The goal was simple to state and easy to get wrong: a media library that works from anywhere, without opening a single port on the home network to the public internet. Jellyfin is the server piece — open-source, self-hosted, and running on the same workstation box that holds the ~28TB library — but the access model is the part that actually matters.
Tailscale, built on WireGuard, is what makes the remote-access story work without port forwarding. Every device — phone, tablet, TV — joins the same private mesh network instead of reaching the server through a public-facing address. There is nothing for a scanner on the open internet to find, because nothing is exposed to it.

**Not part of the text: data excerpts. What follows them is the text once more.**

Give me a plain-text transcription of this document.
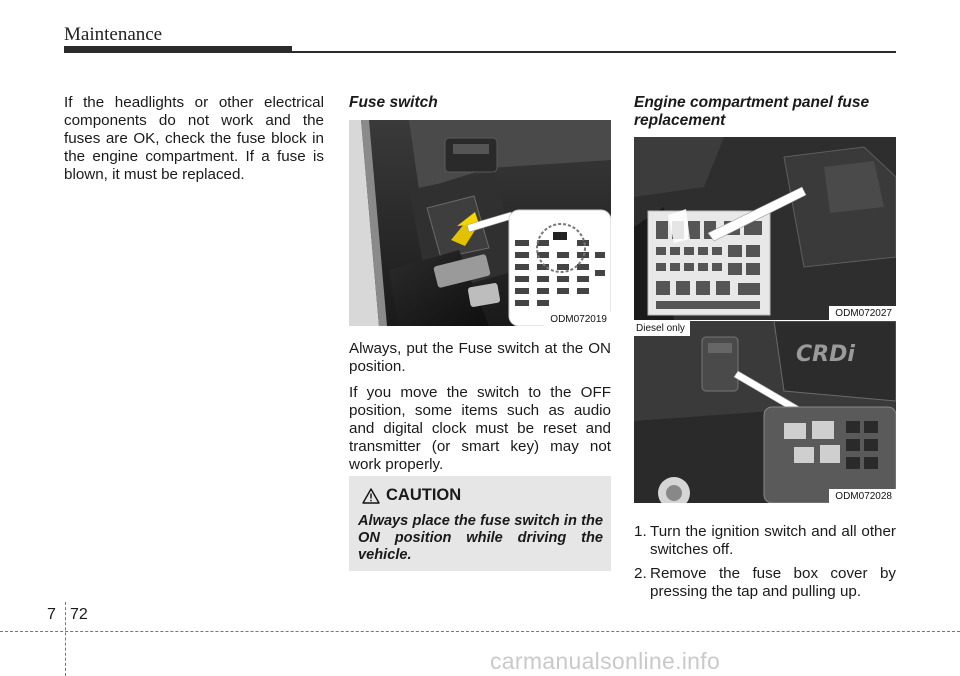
Maintenance

If the headlights or other electrical components do not work and the fuses are OK, check the fuse block in the engine compartment. If a fuse is blown, it must be replaced.

Fuse switch
ODM072019

Always, put the Fuse switch at the ON position.

If you move the switch to the OFF position, some items such as audio and digital clock must be reset and transmitter (or smart key) may not work properly.

CAUTION

Always place the fuse switch in the ON position while driving the vehicle.

Engine compartment panel fuse replacement
ODM072027
CRDi
Diesel only
ODM072028
1. Turn the ignition switch and all other switches off.
2. Remove the fuse box cover by pressing the tap and pulling up.
7 72
carmanualsonline.info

Hardware transcoding on the workstation is what keeps that practical at a 28TB scale with multiple device types. Without it, a 4K file playing back on a phone over a slower connection would mean either re-encoding in software (and burning CPU) or the playback just failing — hardware transcoding handles that conversion in real time without bottlenecking the machine.
Tailscale's MagicDNS gives the server a stable hostname inside the mesh, so devices reconnect to the same address rather than chasing a changing local IP. That stable name is also what makes the player apps simple to set up on Fire TV, Android TV, and mobile — point them at the MagicDNS name once and they keep working.
Notes for next time: a private mesh network for access is a stronger default than exposing a service and trying to harden it afterward. No open port is simpler to reason about than a hardened open port, and it removes an entire category of problem before it starts.